Menurutnya, keberadaan sekitar 40 ribu toko SRC di Jakarta menjadi pencapaian besar dalam mendukung ekonomi kerakyatan.

Pelaksana Tugas Deputi Bidang Koordinasi Industri, Ketenagakerjaan, dan Pariwisata Kemenko Perekonomian RI, Dida Gardera, menilai perjalanan SRC menunjukkan konsistensi dalam membangun ekosistem UMKM yang berdampak luas bagi perekonomian nasional.

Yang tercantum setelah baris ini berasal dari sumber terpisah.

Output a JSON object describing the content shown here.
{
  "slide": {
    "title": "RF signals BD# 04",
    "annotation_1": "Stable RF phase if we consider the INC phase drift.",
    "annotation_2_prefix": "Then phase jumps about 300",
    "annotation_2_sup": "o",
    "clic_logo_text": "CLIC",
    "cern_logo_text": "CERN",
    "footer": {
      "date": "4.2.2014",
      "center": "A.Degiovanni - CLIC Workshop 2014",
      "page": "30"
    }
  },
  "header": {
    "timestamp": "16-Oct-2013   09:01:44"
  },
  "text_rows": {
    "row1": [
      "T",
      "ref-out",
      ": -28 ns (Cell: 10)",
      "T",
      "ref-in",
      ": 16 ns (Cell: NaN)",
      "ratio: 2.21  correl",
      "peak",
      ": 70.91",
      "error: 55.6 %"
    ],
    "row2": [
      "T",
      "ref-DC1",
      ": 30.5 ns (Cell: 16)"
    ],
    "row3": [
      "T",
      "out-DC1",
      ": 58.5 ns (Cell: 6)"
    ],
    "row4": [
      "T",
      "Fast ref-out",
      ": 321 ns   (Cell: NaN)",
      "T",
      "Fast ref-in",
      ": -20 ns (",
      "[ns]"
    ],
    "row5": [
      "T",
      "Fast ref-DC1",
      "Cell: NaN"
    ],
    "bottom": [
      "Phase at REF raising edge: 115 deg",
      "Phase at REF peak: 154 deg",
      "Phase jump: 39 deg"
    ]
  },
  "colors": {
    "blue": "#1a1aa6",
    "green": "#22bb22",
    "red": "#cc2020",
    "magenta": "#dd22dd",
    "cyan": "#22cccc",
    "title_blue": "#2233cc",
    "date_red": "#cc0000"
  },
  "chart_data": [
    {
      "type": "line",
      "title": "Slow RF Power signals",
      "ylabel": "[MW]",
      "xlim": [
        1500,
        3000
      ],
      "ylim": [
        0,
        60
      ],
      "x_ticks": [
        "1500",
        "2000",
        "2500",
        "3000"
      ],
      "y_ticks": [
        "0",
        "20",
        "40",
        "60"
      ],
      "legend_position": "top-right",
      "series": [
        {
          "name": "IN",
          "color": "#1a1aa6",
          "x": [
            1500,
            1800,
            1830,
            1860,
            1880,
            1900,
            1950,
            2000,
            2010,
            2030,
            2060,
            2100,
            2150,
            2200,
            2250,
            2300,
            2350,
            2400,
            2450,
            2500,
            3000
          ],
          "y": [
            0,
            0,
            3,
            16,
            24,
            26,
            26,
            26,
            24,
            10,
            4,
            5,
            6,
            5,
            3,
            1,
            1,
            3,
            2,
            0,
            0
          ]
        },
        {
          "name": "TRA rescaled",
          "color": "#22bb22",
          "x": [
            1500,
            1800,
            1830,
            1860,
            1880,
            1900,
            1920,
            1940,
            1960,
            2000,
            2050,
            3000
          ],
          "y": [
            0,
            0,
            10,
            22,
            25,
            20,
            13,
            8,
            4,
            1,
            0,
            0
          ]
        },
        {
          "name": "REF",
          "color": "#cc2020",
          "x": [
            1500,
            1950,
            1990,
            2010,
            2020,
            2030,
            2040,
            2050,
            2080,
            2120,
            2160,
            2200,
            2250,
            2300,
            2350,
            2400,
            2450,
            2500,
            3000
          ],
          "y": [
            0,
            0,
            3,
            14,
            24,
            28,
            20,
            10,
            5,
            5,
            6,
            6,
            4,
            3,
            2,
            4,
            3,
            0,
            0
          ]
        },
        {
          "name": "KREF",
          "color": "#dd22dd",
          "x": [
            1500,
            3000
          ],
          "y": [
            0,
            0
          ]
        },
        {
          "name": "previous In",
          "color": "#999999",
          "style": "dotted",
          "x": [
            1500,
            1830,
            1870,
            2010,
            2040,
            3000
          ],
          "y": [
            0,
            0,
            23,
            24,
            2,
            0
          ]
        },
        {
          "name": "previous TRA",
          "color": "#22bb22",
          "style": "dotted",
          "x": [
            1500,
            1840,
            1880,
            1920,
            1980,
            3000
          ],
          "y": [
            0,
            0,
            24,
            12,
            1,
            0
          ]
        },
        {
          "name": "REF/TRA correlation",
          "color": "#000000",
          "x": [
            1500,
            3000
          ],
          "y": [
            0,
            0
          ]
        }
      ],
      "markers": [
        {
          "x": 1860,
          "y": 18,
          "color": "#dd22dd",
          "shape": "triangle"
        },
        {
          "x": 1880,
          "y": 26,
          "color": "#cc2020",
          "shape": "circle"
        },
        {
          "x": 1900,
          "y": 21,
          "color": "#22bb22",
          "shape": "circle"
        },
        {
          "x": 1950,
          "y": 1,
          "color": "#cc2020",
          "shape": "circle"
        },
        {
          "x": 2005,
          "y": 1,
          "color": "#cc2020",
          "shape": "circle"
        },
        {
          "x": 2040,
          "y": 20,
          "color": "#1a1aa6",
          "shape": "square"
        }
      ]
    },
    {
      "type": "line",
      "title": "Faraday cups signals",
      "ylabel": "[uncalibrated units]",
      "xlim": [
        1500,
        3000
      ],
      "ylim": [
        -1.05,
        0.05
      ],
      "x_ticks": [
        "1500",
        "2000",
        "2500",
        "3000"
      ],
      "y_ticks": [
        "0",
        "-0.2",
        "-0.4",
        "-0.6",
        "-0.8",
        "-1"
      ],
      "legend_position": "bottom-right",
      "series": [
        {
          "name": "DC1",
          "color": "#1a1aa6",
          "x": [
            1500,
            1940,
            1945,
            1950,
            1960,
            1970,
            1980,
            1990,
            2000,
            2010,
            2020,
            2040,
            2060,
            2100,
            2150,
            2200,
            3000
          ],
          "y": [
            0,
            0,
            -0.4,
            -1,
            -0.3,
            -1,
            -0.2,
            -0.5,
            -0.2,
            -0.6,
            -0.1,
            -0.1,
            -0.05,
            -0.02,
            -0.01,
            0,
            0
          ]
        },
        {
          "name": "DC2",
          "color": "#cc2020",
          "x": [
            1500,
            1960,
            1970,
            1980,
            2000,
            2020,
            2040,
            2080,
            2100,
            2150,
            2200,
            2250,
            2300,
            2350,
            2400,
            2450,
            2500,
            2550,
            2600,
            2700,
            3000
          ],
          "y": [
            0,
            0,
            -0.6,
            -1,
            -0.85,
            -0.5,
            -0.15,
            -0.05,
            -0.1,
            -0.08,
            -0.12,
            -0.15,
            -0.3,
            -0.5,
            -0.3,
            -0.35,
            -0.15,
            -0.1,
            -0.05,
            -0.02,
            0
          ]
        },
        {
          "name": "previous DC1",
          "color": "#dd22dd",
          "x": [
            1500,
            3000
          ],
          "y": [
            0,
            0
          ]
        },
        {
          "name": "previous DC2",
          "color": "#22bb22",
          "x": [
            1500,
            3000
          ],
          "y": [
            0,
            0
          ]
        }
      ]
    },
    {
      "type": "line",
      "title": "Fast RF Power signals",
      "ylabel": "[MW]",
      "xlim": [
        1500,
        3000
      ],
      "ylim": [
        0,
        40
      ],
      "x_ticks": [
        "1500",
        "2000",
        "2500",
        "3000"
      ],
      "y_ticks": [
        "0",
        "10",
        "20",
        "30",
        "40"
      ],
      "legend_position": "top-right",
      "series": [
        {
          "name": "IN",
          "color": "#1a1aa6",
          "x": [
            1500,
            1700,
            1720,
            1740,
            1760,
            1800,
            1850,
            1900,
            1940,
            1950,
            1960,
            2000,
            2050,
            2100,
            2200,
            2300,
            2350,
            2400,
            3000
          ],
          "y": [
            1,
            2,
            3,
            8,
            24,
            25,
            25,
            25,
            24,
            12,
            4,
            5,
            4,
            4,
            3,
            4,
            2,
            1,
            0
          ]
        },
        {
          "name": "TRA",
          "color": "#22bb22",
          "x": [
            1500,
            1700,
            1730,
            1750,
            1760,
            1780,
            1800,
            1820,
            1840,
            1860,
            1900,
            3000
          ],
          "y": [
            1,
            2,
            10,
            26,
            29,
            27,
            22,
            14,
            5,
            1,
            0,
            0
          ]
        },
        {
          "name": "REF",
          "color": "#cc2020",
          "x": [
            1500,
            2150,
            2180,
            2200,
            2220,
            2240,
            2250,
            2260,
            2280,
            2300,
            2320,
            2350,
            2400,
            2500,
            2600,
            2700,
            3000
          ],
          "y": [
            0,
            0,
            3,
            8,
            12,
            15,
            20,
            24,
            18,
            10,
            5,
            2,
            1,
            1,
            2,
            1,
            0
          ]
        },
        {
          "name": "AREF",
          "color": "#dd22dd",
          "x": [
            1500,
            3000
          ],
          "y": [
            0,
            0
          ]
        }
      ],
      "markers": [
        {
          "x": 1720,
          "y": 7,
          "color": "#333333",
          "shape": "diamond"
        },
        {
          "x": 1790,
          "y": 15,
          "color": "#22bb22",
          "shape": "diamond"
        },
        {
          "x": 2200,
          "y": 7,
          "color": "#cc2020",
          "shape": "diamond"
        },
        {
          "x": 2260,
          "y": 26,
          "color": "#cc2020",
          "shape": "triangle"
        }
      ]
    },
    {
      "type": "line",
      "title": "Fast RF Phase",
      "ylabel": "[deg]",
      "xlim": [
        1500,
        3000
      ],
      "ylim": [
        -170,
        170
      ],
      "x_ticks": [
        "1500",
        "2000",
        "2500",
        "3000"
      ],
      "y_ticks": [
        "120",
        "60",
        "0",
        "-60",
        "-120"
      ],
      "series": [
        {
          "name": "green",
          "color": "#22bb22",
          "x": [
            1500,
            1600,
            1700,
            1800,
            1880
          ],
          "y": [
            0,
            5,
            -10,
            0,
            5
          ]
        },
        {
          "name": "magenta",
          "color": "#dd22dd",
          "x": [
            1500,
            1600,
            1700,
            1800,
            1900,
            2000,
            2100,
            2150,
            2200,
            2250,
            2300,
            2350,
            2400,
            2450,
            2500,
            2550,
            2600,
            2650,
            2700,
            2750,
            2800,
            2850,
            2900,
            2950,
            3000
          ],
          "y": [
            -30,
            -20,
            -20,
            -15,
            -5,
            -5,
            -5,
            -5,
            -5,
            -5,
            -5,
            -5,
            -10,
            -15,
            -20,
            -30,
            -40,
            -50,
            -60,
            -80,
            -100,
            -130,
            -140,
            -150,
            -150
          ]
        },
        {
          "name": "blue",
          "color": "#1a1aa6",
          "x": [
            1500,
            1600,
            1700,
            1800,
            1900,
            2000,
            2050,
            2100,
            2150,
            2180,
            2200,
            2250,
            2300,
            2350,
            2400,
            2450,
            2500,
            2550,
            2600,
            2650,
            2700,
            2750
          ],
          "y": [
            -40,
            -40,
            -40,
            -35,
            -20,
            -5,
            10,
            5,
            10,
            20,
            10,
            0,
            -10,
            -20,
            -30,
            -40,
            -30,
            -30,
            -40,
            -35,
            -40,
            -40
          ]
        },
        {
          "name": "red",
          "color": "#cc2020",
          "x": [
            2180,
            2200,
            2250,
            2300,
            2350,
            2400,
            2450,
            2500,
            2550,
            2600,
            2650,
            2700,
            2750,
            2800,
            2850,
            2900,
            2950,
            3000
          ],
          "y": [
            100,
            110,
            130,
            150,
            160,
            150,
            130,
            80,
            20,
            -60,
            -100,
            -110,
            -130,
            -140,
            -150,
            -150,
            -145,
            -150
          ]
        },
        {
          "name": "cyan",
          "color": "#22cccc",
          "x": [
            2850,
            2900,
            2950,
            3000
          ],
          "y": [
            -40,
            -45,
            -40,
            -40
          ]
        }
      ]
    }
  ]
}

Sementara itu, Direktur Jenderal Perdagangan Dalam Negeri Kementerian Perdagangan RI, Iqbal Shoffan Shofwan, menekankan pentingnya modernisasi dan digitalisasi retail tradisional agar tetap kompetitif di tengah dinamika ekonomi global.

Direktur Utama SRC, Romulus Sutanto, mengatakan pendampingan berkelanjutan menjadi kunci utama dalam membantu toko kelontong berkembang lebih modern dan adaptif, mulai dari penataan toko hingga adopsi teknologi digital.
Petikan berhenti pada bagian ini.